Во время первой встречи с Кемпом она сказала:
— Надо бы поскорее все завершить… Боюсь, мне будет довольно сложно работать в будущем…
— Увлеклись? — спросил он, стоя к ней вполоборота и разглядывая полотно Мурильо. — Хороший мужчина?
— Да не в этом дело, — ответила она раздраженно. — Он очень открытый человек… Верит мне… И в нем нет гадости…
— Поступайте, как знаете, — ответил Кемп. — У нас к нему тоже нет отвращения. Просто следует понять, чем он живет дома. Это не есть нечестность. В конечном счете можете подсказать ему что-то, мягко подействовать на него… Вы никогда не поступите по отношению к нему бесчестно. Наоборот, вполне вероятно, что понадобитесь ему в сложной ситуации… Если он действительно намерен жениться на вас, не отказывайтесь, не надо… А вообще-то поступайте так, как вам велит совесть. Я не смею вас неволить, упаси бог.

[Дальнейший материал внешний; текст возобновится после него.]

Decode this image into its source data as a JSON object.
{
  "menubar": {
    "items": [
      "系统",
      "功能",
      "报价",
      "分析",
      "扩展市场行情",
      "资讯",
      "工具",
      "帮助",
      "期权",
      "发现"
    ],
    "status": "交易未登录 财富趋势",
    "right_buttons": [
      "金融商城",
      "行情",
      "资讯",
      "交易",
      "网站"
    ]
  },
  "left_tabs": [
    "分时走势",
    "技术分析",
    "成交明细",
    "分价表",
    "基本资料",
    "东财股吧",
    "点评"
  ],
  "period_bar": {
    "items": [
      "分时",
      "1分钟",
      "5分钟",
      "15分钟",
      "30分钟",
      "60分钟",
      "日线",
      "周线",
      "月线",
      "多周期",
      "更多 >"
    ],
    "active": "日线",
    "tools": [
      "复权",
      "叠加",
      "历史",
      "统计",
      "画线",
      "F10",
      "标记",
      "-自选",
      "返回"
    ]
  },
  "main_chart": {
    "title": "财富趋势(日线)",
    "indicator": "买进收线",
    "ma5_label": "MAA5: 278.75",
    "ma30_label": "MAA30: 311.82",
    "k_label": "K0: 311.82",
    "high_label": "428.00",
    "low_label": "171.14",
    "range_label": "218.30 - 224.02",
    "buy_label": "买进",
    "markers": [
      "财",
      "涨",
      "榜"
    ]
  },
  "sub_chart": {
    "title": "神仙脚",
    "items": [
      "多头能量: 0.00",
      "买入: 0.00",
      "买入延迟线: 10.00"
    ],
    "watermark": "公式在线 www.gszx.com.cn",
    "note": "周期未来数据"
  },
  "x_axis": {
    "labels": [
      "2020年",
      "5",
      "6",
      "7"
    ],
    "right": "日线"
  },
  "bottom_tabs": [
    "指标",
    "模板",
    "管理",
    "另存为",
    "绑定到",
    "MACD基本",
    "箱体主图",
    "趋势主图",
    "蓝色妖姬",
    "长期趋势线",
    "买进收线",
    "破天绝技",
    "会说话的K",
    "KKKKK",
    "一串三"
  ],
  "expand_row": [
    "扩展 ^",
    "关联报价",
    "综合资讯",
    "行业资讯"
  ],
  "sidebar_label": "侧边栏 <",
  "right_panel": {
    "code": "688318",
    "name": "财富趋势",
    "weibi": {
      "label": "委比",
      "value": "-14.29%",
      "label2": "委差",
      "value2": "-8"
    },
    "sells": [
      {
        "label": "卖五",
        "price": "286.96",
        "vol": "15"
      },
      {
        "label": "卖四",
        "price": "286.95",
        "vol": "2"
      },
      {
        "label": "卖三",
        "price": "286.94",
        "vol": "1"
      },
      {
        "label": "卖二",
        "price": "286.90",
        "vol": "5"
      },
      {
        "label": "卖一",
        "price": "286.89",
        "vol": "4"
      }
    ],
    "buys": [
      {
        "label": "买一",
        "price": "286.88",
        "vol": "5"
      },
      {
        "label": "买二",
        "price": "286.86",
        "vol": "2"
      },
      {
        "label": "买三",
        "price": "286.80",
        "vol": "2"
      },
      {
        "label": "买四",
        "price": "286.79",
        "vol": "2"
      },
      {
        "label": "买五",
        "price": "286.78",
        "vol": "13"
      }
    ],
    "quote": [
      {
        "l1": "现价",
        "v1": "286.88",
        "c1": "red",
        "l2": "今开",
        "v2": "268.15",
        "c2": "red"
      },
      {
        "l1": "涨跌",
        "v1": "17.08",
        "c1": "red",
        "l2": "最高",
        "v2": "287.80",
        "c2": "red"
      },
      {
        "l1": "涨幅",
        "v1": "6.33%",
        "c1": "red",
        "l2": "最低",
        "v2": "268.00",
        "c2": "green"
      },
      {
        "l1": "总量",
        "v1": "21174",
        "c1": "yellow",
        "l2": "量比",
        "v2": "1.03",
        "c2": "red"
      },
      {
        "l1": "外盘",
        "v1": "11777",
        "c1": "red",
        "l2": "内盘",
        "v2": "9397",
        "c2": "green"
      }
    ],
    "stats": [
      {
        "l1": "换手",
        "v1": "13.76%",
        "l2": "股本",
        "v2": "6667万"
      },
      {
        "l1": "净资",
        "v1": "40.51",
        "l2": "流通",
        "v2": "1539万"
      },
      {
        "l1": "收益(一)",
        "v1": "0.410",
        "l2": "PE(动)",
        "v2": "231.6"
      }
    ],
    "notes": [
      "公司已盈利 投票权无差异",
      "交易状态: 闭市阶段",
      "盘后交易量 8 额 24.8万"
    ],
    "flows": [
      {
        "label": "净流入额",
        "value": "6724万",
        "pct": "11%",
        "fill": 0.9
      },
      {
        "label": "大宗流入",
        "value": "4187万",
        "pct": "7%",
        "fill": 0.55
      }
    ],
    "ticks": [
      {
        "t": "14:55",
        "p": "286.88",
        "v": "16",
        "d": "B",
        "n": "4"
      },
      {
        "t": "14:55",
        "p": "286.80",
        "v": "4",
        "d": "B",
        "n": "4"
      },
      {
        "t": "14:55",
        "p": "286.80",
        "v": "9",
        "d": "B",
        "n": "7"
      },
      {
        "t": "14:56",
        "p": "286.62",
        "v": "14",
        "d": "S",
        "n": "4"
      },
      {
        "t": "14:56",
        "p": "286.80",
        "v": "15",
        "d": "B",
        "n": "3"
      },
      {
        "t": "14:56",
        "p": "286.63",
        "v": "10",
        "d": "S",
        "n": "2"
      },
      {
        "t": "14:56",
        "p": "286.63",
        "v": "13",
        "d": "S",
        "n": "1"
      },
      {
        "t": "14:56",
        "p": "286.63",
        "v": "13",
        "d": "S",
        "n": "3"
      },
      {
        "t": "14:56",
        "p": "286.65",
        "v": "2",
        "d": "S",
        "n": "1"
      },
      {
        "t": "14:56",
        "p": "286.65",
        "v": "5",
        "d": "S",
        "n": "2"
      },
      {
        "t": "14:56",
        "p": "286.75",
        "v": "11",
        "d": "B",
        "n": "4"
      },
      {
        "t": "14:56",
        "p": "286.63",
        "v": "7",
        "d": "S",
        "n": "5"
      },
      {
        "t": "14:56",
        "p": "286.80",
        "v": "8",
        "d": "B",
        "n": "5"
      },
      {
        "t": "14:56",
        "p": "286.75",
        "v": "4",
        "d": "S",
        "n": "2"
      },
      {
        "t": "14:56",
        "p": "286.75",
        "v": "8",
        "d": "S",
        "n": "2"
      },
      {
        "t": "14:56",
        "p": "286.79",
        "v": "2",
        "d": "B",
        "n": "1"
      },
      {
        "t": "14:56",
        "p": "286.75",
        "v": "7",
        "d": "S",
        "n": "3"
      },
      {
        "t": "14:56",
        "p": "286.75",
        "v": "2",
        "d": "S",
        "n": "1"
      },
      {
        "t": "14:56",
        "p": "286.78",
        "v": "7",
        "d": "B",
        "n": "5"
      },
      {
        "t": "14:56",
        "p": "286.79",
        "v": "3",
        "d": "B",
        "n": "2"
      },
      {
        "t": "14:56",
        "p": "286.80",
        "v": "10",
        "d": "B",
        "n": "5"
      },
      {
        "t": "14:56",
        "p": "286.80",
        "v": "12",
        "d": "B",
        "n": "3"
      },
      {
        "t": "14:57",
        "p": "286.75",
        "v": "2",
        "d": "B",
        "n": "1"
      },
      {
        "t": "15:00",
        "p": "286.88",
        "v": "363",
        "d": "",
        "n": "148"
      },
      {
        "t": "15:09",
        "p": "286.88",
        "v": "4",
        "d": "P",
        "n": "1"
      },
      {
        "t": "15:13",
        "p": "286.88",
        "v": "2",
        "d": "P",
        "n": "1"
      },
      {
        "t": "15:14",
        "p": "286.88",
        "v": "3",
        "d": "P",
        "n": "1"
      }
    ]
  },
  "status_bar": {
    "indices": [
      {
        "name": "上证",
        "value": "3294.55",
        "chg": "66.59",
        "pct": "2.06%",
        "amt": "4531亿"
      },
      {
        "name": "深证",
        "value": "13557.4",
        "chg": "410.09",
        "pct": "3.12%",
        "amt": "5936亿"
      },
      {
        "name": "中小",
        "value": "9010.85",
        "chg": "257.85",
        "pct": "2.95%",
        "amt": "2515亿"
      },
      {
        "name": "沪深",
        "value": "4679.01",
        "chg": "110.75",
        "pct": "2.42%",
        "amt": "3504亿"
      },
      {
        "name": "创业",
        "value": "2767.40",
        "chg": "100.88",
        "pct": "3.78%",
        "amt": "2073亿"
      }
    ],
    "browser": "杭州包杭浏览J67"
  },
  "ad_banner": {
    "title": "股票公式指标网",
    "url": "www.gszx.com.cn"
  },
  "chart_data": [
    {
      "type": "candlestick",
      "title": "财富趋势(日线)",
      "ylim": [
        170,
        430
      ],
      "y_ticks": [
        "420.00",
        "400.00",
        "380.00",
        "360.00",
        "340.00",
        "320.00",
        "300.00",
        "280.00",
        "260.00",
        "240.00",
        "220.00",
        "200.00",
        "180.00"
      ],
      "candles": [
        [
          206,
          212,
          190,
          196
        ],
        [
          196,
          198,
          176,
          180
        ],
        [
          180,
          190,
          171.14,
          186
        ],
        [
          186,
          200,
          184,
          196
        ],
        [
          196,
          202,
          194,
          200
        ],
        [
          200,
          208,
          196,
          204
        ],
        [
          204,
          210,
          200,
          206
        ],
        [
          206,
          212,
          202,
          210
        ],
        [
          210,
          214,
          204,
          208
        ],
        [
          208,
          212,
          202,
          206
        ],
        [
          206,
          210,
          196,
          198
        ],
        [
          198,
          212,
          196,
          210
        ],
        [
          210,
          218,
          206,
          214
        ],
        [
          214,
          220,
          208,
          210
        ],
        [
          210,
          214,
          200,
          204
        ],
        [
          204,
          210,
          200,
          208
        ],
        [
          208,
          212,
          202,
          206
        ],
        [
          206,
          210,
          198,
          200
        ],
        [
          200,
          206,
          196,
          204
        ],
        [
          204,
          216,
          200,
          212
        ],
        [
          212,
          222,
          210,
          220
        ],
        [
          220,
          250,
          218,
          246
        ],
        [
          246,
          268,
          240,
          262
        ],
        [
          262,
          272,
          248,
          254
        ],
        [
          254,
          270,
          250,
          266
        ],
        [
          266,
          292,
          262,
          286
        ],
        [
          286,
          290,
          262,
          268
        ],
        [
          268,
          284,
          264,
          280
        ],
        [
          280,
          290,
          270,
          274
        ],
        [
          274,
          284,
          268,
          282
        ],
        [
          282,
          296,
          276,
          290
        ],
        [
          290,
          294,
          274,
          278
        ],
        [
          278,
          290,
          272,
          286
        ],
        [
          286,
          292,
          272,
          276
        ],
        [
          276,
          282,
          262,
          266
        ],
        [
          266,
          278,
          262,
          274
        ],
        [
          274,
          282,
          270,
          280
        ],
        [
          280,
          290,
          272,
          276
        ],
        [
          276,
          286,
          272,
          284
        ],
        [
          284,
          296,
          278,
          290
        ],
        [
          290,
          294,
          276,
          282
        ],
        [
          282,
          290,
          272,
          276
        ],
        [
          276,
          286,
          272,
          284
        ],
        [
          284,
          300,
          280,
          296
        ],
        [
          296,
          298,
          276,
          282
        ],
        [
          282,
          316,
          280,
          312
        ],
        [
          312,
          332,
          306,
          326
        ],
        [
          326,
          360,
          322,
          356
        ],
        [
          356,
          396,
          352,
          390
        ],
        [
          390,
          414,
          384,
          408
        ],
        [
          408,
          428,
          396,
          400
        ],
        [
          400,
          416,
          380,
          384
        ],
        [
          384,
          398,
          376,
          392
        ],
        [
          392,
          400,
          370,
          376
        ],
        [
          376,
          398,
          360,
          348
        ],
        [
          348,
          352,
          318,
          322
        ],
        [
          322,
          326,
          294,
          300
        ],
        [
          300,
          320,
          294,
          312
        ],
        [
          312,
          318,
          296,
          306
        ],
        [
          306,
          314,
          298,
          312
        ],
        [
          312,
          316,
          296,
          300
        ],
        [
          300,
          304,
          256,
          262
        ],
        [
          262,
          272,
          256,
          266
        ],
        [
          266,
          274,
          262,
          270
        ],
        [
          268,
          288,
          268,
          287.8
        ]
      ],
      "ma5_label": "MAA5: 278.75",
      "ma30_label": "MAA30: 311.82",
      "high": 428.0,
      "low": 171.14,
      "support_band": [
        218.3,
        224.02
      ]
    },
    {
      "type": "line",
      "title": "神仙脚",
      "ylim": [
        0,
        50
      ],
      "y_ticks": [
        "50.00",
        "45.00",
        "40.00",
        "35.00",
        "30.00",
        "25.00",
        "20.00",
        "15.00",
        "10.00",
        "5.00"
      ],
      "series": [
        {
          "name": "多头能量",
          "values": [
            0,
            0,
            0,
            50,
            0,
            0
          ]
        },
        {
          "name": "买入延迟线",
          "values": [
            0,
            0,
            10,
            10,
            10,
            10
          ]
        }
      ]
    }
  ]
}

Точно просчитав мужчину Роумэна, именно Кемп предложил Кристине настоять на поездке в Севилью; это проверка, заметил он, и для вас и для него; ничто так не выявляется, как чувство, — особенно во время короткой разлуки. Поймете, что он вам действительно дорог — очень хорошо, мы расстанемся, начнете строить свою жизнь; ощутите в нем холодность, что ж, продолжим наше дело, вам не будет так трудно, как сейчас, все понимаю…
Говоря так, Кемп, однако, думал совершенно о другом: более всего привязывает мужчину, а особенно такого, как Роумэн, самостоятельность женщины: раз поездка в Севилью задумана — она должна осуществиться. Не для Кристы, а именно для Роумэна и была задумана поездка в Севилью; внезапная увлеченность женщины Роумэном оказалась для него неожиданной; все-таки женщины загадочные существа: увлечься таким человеком? Чудовищный характер, никакого шарма, груб, бестактен, совершенно беспомощен в кровати…
Слушая тогда Кемпа, она вспоминала Ганса, то утро, когда он, лежа в кровати, гладил ее по мокрой щеке и тихо говорил, как рвется его сердце за родителей «белобрысика» (она тогда еще не красилась, волосы были, как копна соломы), успокаивал ее, нежно шептал на ухо какие-то ласковые слова, слушая которые Криста расслаблялась, будущее не казалось ей таким ужасным, каким виделось с тех пор, как случилась трагедия с родителями.
А потом Ганс попросил помочь ему в его борьбе за несчастных стариков,
— «ты должна познакомиться с тем, кто по-настоящему виноват в их аресте; это сдвинет дело с мертвой точки; мне будет легче говорить с теми офицерами, от которых зависит их судьба». Она, конечно же, согласилась; он устроил ей встречу с доцентом университета Олафом Ли; гестапо подозревало его в связях с англичанами, надо было подвести к нему своего осведомителя; Ли был человеком осторожным, знакомств чурался; все те, кто его окружал ранее, были преданы ему и разделяли общее для норвежцев чувство глухой ненависти к оккупантам. Криста ему понравилась, тем более он знал ее отца и преклонялся перед талантом профессора; через две недели она сказала Гансу, что не может больше, «он хочет, чтобы я легла с ним в кровать». Ганс тогда долго молчал, потом принес вино и начал пить, наливая и ей одну рюмку за другой; под утро он сказал — в кровати уже, кончив истязать ее: «Я прощу тебе эту жертву… Если это поможет вернуть папу и маму, я прощу тебе все, белобрысик»… Когда она вернулась к нему через два дня от Олафа Ли, он всю ночь выспрашивал ее, как ей было с другим, любил ее исступленно, а потом исчез, не попрощавшись. Той же ночью к ней постучался незнакомый мужчина, говоривший по-норвежски с акцентом, сказал, что нужно срочно собраться и уехать отсюда, потому что Ли схвачен во время радиосеанса с Лондоном и его друзья считают ее виновной в провале, возможна месть, надо поменять квартиру, «мы не бросаем в беде наших друзей, особенно таких нежных и умных девушек, как вы». Он-то, этот Густав Гаузнер, и стал ее руководителем, он-то и устроил ей свидание с мамой, которую перевели из гестапо в госпиталь; отца обещали отпустить вскорости, после того как она закончит новую работу…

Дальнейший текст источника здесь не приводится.